Hacker News new | ask | show | jobs
by masklinn 1199 days ago
> is very fast in a linear design like Abseil's Swiss Tables.

It's not that fast, because branching is completely unpredictable when iterating the sparse array (though a very high load factor helps). That's why a few modern hash tables trade an additional indirection on lookup by storing entries in a dense array and making the sparse array an array of indices into that.
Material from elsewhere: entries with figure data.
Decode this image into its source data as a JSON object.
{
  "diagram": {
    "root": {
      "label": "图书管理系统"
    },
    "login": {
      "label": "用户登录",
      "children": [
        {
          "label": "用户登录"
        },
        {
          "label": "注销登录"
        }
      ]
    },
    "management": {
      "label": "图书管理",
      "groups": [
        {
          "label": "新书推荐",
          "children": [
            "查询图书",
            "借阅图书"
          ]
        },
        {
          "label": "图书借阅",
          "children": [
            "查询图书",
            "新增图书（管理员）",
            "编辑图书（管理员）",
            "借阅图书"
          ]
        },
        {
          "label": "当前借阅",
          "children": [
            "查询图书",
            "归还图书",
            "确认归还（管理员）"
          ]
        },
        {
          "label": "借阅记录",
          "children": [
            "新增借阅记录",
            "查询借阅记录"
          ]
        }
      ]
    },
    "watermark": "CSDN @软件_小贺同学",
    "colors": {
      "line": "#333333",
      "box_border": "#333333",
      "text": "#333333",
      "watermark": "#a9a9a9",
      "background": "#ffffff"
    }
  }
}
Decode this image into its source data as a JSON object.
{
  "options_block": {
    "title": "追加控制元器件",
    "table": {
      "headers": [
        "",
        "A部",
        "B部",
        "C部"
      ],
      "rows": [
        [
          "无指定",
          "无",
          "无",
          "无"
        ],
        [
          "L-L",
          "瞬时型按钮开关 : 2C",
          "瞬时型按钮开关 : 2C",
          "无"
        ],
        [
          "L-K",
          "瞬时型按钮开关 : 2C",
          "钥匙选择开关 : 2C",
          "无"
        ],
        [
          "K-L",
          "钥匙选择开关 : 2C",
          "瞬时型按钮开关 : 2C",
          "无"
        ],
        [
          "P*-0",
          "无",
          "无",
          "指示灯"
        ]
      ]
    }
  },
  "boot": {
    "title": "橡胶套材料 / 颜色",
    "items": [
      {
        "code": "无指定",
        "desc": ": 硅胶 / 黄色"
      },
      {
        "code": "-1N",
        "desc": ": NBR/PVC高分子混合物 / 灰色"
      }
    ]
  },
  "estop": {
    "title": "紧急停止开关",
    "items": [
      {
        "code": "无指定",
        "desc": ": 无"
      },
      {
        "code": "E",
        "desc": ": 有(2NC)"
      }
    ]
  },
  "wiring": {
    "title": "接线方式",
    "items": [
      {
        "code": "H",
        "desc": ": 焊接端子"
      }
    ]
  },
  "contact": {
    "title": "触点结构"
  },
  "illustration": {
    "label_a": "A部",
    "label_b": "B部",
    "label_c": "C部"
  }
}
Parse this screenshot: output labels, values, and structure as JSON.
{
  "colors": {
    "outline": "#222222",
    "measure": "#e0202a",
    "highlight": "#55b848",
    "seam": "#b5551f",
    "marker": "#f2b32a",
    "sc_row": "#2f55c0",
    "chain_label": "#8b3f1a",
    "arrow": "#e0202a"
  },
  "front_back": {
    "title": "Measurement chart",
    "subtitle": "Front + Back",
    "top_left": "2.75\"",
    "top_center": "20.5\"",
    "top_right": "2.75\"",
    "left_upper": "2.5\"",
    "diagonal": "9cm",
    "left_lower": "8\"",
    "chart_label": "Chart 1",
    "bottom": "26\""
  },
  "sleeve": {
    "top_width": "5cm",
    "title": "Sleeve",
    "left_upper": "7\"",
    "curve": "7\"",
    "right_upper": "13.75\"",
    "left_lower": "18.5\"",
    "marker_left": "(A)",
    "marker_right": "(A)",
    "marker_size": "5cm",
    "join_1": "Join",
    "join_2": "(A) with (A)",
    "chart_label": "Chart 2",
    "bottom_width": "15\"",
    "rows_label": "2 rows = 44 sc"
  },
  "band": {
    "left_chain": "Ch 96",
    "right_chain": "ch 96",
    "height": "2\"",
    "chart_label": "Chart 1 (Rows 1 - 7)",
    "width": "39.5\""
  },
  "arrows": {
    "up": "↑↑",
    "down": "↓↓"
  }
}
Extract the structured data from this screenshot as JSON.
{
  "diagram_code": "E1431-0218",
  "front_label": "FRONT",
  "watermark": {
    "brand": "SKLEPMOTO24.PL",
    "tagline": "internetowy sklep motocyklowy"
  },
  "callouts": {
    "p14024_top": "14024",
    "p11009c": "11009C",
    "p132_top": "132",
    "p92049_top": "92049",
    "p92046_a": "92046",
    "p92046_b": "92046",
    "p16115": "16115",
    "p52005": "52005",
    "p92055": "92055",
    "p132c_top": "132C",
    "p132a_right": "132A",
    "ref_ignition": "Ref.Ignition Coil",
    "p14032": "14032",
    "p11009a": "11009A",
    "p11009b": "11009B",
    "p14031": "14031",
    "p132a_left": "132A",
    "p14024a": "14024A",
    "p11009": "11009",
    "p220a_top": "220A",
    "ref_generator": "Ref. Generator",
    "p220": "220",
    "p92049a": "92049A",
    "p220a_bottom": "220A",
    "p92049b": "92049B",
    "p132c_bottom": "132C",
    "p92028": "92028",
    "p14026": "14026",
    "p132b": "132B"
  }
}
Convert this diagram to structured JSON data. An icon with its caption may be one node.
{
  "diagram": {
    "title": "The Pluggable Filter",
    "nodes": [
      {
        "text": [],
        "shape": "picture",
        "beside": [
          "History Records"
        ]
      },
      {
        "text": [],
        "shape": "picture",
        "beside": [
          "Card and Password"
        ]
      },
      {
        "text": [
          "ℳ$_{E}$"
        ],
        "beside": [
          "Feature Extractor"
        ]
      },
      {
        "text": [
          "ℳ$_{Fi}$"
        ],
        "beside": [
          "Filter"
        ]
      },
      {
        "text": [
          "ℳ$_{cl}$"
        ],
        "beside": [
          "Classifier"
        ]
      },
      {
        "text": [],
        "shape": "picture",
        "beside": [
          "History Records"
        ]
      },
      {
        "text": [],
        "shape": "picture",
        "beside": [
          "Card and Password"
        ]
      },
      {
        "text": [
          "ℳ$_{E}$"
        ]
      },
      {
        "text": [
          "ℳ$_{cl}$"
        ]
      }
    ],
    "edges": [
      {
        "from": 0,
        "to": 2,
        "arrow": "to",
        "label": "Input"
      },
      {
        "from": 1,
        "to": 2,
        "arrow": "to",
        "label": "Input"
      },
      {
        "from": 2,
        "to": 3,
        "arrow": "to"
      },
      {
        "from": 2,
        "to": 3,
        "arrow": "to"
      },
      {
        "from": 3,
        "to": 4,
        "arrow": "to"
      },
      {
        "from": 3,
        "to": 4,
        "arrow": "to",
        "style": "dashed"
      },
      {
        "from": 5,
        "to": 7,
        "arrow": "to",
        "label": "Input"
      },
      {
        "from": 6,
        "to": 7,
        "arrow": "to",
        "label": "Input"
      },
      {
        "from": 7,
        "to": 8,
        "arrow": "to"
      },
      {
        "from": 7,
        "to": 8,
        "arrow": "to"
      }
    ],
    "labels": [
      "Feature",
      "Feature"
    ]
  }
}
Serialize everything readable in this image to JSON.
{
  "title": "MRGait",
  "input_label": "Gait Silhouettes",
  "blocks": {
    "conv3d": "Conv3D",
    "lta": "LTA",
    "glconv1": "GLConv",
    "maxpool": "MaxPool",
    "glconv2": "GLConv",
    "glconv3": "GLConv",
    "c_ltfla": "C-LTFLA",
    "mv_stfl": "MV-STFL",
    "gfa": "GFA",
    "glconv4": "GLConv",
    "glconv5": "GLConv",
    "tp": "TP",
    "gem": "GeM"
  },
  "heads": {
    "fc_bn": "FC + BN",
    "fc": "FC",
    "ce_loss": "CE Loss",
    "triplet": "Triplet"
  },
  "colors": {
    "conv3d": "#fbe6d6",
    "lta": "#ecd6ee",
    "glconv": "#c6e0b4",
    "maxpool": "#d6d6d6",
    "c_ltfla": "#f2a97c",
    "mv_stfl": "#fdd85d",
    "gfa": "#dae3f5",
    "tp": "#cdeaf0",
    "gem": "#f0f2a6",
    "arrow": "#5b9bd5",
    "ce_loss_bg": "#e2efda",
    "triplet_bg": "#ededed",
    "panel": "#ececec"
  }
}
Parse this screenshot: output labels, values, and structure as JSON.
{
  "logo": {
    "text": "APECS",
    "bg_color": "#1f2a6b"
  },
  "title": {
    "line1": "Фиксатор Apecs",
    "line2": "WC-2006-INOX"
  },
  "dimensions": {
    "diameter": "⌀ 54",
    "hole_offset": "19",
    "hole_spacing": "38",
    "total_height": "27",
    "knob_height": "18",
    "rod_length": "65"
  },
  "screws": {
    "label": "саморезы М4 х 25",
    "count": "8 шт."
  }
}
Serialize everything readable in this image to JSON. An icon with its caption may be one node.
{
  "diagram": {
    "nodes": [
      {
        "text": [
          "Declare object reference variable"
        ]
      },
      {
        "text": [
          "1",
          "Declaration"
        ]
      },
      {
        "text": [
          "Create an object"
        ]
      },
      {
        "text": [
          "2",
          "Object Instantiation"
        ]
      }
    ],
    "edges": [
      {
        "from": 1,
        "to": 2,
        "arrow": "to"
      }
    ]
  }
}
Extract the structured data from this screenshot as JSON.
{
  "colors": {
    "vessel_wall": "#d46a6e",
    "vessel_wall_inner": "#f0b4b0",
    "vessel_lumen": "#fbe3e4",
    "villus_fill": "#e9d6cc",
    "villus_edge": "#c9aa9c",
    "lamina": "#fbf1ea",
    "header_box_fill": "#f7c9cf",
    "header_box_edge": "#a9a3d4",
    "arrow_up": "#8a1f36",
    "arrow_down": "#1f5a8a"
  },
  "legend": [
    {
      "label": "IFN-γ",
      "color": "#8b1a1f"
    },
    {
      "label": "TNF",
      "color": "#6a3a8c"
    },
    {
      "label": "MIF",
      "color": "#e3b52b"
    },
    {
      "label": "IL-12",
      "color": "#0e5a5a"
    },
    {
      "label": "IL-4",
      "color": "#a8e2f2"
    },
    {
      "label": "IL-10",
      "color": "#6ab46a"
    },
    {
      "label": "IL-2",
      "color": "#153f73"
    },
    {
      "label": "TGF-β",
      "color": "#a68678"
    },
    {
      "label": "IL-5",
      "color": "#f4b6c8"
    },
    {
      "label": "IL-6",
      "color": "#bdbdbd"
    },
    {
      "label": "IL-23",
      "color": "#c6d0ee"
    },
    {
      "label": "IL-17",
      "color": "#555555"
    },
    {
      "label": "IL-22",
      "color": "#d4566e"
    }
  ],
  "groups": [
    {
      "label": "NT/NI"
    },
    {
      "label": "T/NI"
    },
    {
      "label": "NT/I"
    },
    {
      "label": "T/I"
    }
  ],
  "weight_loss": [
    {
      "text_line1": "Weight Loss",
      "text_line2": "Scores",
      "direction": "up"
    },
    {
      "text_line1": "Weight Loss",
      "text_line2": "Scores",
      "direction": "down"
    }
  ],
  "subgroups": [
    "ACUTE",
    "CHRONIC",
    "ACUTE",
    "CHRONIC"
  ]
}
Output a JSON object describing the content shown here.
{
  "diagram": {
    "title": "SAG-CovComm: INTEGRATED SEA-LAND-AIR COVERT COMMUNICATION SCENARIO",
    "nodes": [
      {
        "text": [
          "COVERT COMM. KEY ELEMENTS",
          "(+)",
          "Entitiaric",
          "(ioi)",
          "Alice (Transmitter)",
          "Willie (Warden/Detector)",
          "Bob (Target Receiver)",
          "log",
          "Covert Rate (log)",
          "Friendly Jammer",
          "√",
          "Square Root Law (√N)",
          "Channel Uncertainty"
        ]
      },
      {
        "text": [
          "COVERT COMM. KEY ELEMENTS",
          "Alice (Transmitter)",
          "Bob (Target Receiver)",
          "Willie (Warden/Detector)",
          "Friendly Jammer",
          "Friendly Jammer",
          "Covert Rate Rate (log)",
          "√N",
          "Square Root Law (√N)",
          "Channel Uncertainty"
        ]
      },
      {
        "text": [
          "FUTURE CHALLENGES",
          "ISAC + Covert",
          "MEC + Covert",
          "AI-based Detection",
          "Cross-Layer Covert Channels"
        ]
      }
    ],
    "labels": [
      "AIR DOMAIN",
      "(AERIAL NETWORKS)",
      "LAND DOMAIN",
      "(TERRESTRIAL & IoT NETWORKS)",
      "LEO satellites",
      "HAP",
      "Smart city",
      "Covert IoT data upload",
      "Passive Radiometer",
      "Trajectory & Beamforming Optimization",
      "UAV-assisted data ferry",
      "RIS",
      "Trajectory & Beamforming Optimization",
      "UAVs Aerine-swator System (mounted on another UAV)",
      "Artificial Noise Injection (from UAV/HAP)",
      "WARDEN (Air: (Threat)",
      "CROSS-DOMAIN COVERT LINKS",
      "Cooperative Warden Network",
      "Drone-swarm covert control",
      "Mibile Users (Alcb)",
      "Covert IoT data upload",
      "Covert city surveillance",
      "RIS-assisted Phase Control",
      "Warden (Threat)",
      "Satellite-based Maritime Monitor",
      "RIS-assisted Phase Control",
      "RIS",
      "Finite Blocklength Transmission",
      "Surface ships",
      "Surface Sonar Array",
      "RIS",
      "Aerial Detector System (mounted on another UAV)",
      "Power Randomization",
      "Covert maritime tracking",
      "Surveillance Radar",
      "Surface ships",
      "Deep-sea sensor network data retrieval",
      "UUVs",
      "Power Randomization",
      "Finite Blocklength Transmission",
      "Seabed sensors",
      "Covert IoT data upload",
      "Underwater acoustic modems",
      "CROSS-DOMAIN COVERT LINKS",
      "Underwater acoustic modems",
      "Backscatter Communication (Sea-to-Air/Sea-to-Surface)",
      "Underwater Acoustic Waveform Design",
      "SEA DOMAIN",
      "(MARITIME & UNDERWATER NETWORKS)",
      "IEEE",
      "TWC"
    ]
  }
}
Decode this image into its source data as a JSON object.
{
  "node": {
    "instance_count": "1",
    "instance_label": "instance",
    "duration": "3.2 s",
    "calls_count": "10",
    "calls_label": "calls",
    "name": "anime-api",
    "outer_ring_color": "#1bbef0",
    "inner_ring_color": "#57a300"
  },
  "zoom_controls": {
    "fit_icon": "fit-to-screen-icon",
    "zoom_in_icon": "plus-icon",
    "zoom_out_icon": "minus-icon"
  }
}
It makes iterating the map as efficient as iterating an array (or zipping two depending on data layout), it also saves some memory (especially if the indices array is adaptive), and has the neat side-effect of making the map conserve insertion order (though deletion is a bit of a concern, tradeoffs may have to be made with the other advantages).

1 comments

Good point about the branch cost.

For a general purpose hash map, I think promising to preserve order despite deletion (like Python's current dict) is a mistake in performance terms†. Python could afford a penalty here because their previous dict was so ludicrously bad that you won't notice. We can't know if the user of a general purpose hash map does 0% deletes or 50% deletes nor whether the ordering is valuable to them at all anyway.

† If we don't promise to preserve order then delete just swaps the removed item from the dense array with the last item, then removes the last item, very efficient, if we insist on preserving order we're either using tombstones which mean branches or we're shuffling half the bloody array for each deletion.